01 - Preheat oven to 400°F or heat 1/2 inch oil in a large skillet over medium-high heat for shallow frying.
02 - Pat fish pieces dry and season both sides generously with salt and black pepper.
03 - Prepare three shallow bowls: place flour in the first, beaten eggs in the second, and mix panko breadcrumbs with cornmeal in the third.
04 - Dredge each fish piece in flour, shaking off excess. Dip into egg mixture, allowing excess to drip off. Press firmly into panko-cornmeal mixture to coat completely.
05 - For frying: cook fish in batches 2-3 minutes per side until golden brown and internal temperature reaches 145°F. For baking: arrange on parchment-lined baking sheet and bake 10-12 minutes, flipping once halfway through.
06 - Combine mayonnaise, chopped pickles, capers, lemon juice, Dijon mustard, and parsley in a small bowl.
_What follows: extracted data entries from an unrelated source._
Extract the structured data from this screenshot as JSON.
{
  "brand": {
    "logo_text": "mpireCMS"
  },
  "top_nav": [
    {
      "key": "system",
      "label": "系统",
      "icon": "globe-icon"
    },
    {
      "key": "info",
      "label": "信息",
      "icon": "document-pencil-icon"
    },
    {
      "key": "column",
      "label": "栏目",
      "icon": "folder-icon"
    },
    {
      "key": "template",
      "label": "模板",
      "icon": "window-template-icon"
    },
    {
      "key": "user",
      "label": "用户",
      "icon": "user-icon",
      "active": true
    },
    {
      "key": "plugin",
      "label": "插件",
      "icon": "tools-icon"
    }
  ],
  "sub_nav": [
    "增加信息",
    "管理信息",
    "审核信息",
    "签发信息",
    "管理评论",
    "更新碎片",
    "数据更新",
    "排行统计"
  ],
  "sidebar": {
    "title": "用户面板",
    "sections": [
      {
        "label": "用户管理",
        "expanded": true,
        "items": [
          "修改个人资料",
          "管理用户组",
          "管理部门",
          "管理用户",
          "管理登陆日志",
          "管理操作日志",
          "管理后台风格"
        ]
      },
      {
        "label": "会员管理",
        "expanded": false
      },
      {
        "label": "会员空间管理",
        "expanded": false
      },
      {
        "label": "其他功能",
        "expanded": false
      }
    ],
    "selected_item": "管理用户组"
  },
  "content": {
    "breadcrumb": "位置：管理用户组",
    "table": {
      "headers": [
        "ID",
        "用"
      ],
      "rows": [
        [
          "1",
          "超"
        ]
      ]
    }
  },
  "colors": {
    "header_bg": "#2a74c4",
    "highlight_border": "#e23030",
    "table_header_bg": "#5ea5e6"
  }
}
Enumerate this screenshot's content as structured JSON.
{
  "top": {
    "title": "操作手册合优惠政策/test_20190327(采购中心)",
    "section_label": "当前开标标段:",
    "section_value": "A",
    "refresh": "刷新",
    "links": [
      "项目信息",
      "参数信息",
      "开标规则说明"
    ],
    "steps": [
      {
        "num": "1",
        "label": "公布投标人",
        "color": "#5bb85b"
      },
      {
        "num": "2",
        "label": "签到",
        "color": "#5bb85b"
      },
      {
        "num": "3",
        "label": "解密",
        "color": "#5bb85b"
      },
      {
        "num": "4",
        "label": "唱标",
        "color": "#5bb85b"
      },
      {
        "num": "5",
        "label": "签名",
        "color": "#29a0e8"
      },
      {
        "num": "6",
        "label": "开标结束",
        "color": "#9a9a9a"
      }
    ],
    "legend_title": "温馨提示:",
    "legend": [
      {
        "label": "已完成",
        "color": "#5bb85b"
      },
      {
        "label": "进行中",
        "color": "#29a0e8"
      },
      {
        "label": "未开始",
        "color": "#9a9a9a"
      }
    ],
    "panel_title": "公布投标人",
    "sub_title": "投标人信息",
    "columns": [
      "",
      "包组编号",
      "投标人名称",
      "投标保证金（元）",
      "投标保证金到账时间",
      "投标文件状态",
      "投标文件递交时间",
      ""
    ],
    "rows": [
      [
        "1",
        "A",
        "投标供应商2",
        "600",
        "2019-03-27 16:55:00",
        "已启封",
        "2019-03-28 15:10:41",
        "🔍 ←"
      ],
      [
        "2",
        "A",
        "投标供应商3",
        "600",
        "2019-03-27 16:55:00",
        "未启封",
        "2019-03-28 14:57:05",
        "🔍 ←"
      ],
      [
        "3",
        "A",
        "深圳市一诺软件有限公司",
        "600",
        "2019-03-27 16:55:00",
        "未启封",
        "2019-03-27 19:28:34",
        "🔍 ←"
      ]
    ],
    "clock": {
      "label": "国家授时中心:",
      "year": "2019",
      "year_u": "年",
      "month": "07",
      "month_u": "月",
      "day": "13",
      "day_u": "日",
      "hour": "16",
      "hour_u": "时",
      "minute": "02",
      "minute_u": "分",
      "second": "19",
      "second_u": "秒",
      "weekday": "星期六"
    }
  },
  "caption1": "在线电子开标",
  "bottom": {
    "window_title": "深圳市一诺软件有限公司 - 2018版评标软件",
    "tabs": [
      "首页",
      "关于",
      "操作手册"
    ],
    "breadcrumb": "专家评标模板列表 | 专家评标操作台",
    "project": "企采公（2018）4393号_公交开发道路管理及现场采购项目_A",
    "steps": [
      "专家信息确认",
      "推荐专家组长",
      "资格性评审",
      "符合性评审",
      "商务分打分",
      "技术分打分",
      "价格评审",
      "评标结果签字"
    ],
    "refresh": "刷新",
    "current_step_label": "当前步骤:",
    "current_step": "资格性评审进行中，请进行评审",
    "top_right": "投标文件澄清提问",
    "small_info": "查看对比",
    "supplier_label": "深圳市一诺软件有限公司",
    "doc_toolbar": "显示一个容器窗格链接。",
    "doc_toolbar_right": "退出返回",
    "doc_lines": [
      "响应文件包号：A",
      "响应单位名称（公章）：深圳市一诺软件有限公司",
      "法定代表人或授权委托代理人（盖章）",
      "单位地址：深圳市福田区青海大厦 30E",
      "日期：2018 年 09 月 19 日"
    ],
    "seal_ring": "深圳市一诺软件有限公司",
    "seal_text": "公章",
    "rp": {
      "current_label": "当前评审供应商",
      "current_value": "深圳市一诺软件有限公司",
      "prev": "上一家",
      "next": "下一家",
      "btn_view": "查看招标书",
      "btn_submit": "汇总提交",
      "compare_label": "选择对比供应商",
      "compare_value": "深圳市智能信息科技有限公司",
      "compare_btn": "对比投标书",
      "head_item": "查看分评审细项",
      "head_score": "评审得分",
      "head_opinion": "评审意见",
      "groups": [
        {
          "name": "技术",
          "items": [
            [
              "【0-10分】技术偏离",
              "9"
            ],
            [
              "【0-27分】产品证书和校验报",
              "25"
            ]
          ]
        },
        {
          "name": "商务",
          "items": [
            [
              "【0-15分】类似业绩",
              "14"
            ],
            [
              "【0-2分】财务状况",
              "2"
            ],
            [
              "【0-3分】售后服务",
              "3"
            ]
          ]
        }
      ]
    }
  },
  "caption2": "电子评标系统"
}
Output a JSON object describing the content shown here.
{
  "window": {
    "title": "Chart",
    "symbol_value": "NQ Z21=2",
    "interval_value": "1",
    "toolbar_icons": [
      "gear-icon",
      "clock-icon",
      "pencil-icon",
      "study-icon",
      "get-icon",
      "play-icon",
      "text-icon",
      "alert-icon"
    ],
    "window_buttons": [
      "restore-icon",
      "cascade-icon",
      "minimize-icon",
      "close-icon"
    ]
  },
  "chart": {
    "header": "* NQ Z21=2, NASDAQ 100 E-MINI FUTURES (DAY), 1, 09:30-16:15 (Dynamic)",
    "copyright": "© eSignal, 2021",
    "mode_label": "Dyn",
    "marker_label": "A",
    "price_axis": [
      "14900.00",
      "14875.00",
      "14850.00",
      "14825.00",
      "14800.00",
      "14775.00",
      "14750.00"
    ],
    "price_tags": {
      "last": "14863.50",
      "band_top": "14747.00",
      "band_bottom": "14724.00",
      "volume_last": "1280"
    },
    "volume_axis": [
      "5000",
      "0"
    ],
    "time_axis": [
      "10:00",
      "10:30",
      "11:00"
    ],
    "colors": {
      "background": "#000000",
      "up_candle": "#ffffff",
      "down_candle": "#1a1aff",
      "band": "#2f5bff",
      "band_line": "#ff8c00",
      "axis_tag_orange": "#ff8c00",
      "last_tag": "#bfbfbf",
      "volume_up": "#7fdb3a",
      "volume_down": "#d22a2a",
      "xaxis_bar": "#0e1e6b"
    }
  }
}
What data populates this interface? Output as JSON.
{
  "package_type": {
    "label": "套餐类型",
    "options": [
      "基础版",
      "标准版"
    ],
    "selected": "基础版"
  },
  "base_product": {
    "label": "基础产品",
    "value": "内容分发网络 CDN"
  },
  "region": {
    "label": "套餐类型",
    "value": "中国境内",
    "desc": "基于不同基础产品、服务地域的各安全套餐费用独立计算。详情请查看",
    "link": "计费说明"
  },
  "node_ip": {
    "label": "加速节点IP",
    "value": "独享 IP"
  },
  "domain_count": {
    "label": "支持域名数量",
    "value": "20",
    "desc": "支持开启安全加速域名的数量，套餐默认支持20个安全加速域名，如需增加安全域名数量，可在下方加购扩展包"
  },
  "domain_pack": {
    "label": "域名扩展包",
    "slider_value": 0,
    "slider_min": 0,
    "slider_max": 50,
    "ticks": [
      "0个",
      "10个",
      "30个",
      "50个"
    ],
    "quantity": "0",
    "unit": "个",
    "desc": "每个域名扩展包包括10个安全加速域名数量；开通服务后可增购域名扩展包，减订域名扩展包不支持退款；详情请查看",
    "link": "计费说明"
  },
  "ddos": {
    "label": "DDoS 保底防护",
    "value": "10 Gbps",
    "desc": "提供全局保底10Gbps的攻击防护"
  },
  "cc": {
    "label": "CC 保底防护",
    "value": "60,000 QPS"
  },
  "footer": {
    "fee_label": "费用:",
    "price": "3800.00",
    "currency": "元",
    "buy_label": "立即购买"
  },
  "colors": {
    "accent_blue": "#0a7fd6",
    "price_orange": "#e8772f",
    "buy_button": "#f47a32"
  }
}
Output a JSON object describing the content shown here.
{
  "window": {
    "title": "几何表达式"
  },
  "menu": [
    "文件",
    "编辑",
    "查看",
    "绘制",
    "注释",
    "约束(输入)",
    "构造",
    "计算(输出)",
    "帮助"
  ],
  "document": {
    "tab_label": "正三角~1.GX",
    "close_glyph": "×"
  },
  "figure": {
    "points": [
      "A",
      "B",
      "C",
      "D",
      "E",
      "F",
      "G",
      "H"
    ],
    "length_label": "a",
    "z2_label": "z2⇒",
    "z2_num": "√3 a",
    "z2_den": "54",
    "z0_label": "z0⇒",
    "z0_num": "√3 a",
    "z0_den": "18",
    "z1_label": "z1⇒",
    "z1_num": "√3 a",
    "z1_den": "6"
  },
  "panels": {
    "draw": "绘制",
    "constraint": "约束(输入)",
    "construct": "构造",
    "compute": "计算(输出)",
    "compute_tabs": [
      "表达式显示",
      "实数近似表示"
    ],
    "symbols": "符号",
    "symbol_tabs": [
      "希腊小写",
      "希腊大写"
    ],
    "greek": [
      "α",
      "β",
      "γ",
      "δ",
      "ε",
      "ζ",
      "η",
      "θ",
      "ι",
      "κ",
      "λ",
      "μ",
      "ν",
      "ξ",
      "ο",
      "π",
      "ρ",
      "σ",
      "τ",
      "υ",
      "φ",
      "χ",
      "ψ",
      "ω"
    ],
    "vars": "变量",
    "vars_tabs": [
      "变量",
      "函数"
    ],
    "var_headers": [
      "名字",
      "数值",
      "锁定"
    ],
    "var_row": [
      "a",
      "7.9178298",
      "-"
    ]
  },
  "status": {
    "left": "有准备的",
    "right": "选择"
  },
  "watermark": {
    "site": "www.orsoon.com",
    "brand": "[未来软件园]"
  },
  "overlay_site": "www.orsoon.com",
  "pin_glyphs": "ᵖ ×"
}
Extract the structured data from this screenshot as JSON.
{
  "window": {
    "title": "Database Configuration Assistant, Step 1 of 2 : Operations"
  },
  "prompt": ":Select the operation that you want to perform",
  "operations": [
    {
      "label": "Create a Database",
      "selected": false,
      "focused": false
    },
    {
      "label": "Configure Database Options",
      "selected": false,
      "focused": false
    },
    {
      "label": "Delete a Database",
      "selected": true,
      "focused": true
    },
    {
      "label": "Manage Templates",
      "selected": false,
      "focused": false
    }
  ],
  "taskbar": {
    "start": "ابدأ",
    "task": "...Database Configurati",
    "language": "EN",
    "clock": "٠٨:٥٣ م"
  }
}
Refrigerate until ready to serve.
07 - Lightly toast slider buns cut-side up under broiler or in a dry skillet until golden, about 1-2 minutes.
08 - Place crispy fish fillet on bottom bun half. Top with cheese slice (allow residual heat to melt slightly), lettuce, and generous dollop of tartar sauce. Crown with top bun and serve immediately.